Fidelity (CIO Update)

  • They believe this could be a pivotal moment where there is a greater focus on sustainability
  • They think society will demand better sustainability
  • This will likely lead to focus on global supply chains, how employees are treated and as a result companies focus more on taking care of employees vs margins. For consumers this could lead to higher prices
  • There are trends which are likely to stay and there will be obvious winners especially around worker flexibility and working from home, re-localisation of supply chains etc

Note: This is written in a personal capacity and reflects the view of the author. The post has been checked and approved to ensure that it is both accurate and not misleading.
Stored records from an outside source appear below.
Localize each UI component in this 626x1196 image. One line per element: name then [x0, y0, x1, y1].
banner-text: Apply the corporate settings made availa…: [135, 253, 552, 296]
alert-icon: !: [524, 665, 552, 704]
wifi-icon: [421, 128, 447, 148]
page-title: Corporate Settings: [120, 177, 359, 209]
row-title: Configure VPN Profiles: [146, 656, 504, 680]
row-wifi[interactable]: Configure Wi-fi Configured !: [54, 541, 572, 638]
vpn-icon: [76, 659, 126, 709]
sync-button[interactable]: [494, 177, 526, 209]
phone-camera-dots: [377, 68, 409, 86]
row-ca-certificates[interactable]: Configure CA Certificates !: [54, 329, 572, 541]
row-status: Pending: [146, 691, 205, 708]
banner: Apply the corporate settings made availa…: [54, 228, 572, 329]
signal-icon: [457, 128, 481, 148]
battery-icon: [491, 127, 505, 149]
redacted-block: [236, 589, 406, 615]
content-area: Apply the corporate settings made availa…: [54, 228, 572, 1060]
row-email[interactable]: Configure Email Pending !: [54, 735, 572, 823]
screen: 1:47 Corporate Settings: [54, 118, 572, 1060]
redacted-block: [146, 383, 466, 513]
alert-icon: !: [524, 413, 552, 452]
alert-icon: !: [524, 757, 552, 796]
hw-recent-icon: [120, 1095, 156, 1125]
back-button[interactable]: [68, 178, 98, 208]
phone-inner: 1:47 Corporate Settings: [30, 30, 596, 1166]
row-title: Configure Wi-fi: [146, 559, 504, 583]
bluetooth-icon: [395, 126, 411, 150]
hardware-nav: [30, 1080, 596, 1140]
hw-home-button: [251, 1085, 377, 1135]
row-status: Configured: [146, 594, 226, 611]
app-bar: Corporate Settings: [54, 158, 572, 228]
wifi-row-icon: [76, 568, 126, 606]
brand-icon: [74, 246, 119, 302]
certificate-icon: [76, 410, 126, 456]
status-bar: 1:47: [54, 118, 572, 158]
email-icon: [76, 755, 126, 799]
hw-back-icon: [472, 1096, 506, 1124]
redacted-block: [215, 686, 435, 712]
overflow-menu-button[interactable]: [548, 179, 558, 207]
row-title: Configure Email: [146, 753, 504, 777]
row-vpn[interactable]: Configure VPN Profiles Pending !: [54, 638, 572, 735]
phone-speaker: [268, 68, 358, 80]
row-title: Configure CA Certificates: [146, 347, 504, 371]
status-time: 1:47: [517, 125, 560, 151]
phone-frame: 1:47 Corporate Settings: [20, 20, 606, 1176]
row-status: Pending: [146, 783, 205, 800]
However, this is a blog and the reader should accept that by its very nature many of the points are subjective and opinions of the author. Individuals wishing to buy any product or service as a result of this blog must seek advice or carry out their own research before making any decision, the author will not be held liable for decisions made as a result of this blog (particularly where no advice has been sought). Investors should also note that past performance is not a guide to future performance and investments can fall as well as rise.